Friday was pretty much a write off as we recovered from our night at Osman's. We had a very lazy day on-board and the usual "Friday Night Drinks" were cancelled in lieu of Friday Night "Tea and Biscuits"!

Saturday we spent the day provisioning from the fresh market and the fresh food stalls in town. On Saturday night we returned to Osman's and it became obvious why there is a big black hole in my memory of Thursday night! We discovered the real strength of the local rums and understood why the locals drank it in such small measures with plenty of water. We didn't make the same mistake twice! This time we stuck to beers and only towards the end of the night cautiously tried a cinnamon rum which was delicious but we were very careful not to drink too much of it!

Several of our friends from Thursday night were in the bar again and we enjoyed catching up with them. It was obvious that Osman had been about to start playing dominoes with his friends when we arrived and I was worried we had interrupted them though everyone seemed happy to chat with us instead of play. When I mentioned this to Osman he insisted we play with them and soon we were embroiled in a rapid dominoes tournament which involved 4 players for each round with those players changing regularly as various people came and went from the bar. Several of Osman's friends and a couple of the PAYS guys would join the tournament for a few hands of dominoes and a swift rum and then leave again as Jamie and I rotated in and out of the game. It was great fun and such a nice way to meet people. We have a set of dominoes on-board Hamble Warrior and I think we will play now and remember our friends from Dominica when we do!

We met so many people in those couple of nights at Osman's little bar and they all made us feel so welcome - in such a short time Dominica had come to feel like home and we were going to miss it terribly. We had quite an emotional goodbye with Osman whom we promised we would visit if - or when - we were back in this area. That night he gifted us the most beautiful pineapple that he had grown on his farm and brought to the bar especially for us; and a huge slice of pumpkin with instructions on how to make the special Dominica Pumpkin Soup. He is a truly lovely person and a special soul and he and his friends along with everyone else we met during our stay made us feel so welcome on this paradise island.
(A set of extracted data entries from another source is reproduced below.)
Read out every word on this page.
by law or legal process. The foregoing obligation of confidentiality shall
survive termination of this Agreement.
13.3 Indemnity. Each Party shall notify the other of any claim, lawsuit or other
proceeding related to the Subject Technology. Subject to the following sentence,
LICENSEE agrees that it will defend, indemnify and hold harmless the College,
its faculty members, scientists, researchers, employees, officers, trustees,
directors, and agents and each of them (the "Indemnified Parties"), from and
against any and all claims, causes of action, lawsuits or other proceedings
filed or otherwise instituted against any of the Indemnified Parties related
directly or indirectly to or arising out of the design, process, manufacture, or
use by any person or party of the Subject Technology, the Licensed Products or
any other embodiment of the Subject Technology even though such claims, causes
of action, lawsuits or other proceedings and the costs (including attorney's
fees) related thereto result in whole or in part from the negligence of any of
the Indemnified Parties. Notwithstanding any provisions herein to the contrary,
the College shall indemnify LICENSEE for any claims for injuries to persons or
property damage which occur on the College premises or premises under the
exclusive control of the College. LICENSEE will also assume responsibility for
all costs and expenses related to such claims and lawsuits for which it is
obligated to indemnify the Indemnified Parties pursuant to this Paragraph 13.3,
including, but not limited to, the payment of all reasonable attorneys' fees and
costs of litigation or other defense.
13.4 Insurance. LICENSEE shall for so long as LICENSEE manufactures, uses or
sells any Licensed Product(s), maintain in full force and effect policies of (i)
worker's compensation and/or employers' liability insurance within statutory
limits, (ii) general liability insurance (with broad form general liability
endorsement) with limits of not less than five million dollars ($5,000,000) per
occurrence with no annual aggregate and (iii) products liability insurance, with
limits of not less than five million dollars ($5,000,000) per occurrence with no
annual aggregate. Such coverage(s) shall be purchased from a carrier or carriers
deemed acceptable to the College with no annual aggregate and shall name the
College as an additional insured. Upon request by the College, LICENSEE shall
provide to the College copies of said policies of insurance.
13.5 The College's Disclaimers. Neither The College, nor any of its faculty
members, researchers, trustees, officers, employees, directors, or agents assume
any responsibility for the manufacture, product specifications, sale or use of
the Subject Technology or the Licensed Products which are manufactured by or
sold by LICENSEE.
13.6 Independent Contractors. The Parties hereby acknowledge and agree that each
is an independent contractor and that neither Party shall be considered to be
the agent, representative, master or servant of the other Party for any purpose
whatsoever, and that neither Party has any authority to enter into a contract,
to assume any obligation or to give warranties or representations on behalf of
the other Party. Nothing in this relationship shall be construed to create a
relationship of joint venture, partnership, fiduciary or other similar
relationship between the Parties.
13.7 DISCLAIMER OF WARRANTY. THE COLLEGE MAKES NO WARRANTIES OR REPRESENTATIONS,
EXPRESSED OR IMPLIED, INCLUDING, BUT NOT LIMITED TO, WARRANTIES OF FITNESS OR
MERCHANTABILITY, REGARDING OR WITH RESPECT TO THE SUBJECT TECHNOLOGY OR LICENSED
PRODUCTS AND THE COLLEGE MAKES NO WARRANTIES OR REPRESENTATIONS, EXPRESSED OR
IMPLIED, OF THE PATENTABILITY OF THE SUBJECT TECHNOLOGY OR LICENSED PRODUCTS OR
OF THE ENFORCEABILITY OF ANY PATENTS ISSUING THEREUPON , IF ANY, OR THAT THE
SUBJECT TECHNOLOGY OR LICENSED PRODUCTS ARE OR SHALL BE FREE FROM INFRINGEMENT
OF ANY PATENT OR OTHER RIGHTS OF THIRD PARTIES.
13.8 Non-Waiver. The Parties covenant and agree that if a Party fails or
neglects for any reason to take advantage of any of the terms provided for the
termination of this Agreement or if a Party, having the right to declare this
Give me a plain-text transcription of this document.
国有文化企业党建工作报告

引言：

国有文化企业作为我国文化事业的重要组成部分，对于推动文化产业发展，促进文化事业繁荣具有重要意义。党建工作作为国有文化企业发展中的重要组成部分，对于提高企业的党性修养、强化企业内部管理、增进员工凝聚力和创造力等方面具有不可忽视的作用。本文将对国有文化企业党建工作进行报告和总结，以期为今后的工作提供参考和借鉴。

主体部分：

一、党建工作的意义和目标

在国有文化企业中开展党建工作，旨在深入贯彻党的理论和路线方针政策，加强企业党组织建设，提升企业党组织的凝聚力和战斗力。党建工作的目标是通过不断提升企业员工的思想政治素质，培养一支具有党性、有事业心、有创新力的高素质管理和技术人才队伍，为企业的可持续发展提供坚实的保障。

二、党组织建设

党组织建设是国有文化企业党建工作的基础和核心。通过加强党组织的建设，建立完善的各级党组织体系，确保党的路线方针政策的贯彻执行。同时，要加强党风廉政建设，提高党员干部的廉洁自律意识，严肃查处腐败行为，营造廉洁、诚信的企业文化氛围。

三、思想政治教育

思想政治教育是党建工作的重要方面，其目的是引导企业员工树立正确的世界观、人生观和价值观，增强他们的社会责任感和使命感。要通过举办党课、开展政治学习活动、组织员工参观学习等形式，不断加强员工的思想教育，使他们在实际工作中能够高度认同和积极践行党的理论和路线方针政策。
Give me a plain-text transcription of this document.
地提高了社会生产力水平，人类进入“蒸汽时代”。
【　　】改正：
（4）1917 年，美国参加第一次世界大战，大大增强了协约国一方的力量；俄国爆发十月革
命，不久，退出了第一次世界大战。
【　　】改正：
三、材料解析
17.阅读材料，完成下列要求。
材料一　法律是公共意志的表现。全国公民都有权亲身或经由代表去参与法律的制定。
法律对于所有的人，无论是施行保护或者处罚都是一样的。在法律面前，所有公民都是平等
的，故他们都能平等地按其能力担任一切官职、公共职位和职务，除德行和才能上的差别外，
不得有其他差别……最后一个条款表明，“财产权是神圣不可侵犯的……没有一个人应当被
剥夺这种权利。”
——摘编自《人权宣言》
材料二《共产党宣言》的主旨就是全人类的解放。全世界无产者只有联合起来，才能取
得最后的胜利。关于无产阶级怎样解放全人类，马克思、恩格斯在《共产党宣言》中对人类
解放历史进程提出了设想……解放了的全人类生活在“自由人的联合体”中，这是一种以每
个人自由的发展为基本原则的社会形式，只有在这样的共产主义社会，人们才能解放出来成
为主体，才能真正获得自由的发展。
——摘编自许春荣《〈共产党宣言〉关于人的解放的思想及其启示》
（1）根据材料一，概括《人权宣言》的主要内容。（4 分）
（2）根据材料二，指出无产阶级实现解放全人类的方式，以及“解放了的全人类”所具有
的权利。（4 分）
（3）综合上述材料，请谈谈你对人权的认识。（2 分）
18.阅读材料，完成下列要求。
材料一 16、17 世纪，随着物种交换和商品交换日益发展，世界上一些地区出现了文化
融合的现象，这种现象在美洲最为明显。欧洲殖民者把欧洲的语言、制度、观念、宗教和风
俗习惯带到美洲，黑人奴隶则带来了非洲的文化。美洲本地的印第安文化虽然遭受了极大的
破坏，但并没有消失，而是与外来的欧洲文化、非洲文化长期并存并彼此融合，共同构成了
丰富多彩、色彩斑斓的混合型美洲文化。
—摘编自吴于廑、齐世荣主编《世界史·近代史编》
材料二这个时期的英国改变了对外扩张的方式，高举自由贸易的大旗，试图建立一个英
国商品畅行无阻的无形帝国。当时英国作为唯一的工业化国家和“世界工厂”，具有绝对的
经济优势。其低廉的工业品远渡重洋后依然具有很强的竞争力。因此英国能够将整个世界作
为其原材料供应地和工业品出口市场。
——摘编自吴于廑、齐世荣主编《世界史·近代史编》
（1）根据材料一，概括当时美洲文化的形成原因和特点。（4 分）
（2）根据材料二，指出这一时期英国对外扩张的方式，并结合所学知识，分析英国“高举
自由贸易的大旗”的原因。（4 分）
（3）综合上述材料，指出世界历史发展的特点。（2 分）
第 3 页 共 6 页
On Sunday we invited our friends Jeanette & Les from neighbouring boat "Ocean Strider" to join us on-board for a BBQ where we had a lovely night sharing our experiences of the island and what we had each discovered. We all came to the conclusion that there was far too much of paradise to explore in just a couple of weeks.

Monday dawned and we took our water cans ashore on a couple of runs to top up our water tanks from the tap at the PAYS office. We said our goodbyes to the PAYS guys that were around; Maverick who had greeted us when we first arrived, Providence and Daniel; all of whom we'd got to know through PAYS and through Osman.

At 3 o'clock we lifted our anchor and set out of Prince Rupert Bay and away from Portsmouth to sail along the coast of the island and down to Martinique.